Now, that last bit makes this a typically nihilist statement, and not that interesting. But the rest of it states beautifully how much our life on earth changes and contradicts the notions of religious texts. It also points out one of the aspects of religious faith that has always annoyed me. Religion desperately wants to control people, and so according to revealed religion, God punishes the wicked and rewards the righteous, but because we can't see this happening in our world, then the religious rebuttal becomes "Well, it doesn't happen here, it happens in the afterlife." Likely story. You see that in Christianity and Islam bigtime, if in different forms. Buddhism takes this concept of retribution in a different direction. Karma can affect you in this life, or be put off into a later life. So in this case the retribution for sin goes forward AND backward. If you do something bad and it bites you in this life, well, then you had it coming to you, but if it doesn't, then you'll get yours when you come back in your next life (talk about covering your religious bets). Also, if you have bad things happen to you or you have a s**tty life, then you're paying for sins committed in a previous life. I don't buy any of it and it's just a way for people to exercise religious power to control people. It's a part of what our founding fathers were trying to get away from.

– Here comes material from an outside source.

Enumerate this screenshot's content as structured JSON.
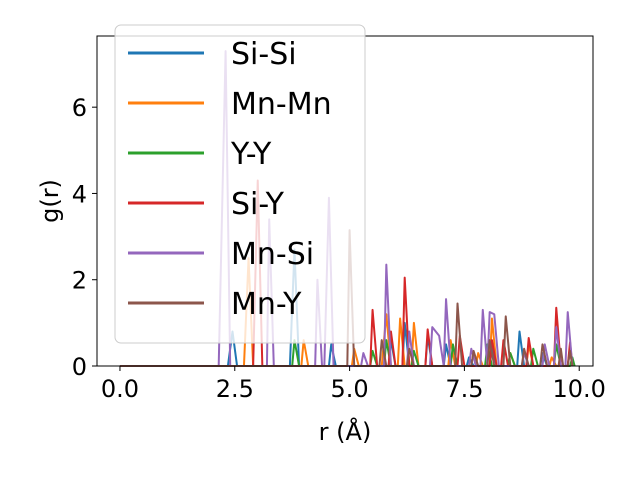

And then there's the fact that religions tend to just be plagiarized versions of things that came before. Today we view the religions of the ancient Norse, Roman, Greek, and Egyptian peoples as mythology. But for them it was very much religion. All of these essentially borrowed or even outright stole the Gods and religious concepts from the earlier civilization. This can even be seen in our modern religions that we should never (gasp) refer to as mythology. For example, there are just too many correlations between Jesus and the Egyptian deity Horus to be dismissed. Both were born of virgins by a supernatural power. Both had foster fathers. Both had their births announced by angels. Both were baptized in rivers. Both represented salvation to their respective followers and were even refered to as savior. Both had twelve followers. Both were in danger of being killed as infants and so their mothers had to go into hiding. Both performed miracles like healing the sick, walking on water, and raising someone from the grave. Both were crucified and have a cross associated with them. Both were supposedly resurrected after three days. There are other correlations, but that's a bunch already.

Religions have evolved over time, have had cultural contact with each other and profoundly influenced one another. Why not? Back then information travelled at a snails pace and there was no way that the people of a region would ever know that their beliefs were partly or even significantly plagiarized from the heathen peoples from 1000 miles away or 2000 years away.

These are just some of the reasons why I simply cannot put any more stock in Christianity or Islam as I do in Zorastrianism or the ancient religions of Egypt. It's all just recycled concepts of the supernatural from humanity. This is not to say that I don't recognize the importance of religion in the development of the human mind over many millenia. Religion allowed humanity to think in abstract ways in contemplation of the unkown and the mysterious. In many ways, religion is part of the reason we even have science, which also requires abstract thought. I simply don't accept the religious doctrines of the world as the "word of God."